Übern See, in die Saugasse

Von Michael – Eigentlich sollte diese Geschichte mehrere Kapitel haben, aber im Leben kommt manchmal alles anders als geplant. Aber dazu später mehr. Vom Königssee bei Berchtesgaden bis zu den Drei Zinnen in Südtirol, zu Fuß über die Alpen: Ein ehrgeiziges Wanderprojekt, zu dem sich fünf geschmeidige Marschkörper im besten Mannesalter und ein alter Sack (ich) voller Vorfreude aufgemacht haben.
So stehen Jan, Becks, Fabi, Sebi und ich, alle vom SSV Elspe, an einem sonnigen Sonntagmorgen auf dem Parkplatz am Königssee und warten auf Karin, unsere Führerin von Alpine Welten.

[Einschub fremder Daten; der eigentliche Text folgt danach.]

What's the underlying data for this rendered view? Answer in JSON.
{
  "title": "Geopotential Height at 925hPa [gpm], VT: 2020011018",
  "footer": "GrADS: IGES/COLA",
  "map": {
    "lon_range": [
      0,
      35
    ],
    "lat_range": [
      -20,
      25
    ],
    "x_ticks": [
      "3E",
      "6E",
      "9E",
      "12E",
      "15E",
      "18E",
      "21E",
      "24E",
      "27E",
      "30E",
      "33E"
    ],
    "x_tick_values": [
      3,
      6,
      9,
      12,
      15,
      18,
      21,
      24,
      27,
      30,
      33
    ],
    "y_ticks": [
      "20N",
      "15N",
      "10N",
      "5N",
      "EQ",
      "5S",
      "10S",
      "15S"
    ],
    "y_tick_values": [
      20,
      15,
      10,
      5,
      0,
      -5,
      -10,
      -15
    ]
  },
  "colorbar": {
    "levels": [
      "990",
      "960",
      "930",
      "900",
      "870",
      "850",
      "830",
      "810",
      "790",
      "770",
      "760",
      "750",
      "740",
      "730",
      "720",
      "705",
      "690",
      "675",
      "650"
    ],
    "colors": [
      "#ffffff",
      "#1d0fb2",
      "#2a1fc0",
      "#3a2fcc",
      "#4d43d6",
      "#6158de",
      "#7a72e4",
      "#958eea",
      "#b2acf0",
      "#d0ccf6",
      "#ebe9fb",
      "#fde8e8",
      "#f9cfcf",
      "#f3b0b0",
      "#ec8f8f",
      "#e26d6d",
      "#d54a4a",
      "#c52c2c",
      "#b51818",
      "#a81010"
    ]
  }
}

Ein freudiges Hallo, „ihr habt eine gewaltig schöne Tour vor euch!“, und schon hat sie uns am Haken, respektive unsere Rucksäcke an einer Federwaage. „12 Kilo, mmh, zuviel“, meint sie. Meiner ist mit 8 Kilogramm und zwei Litern Wasser in Ordnung, der ein oder andere lässt noch überflüssige Ausrüstung im Wagen zurück. Mit Ive und Dirk, die zu unserer Gruppe stoßen, fahren wir im Elektroboot, vollgestopft mit anderen Touristen, über den türkisfarbenen Königssee.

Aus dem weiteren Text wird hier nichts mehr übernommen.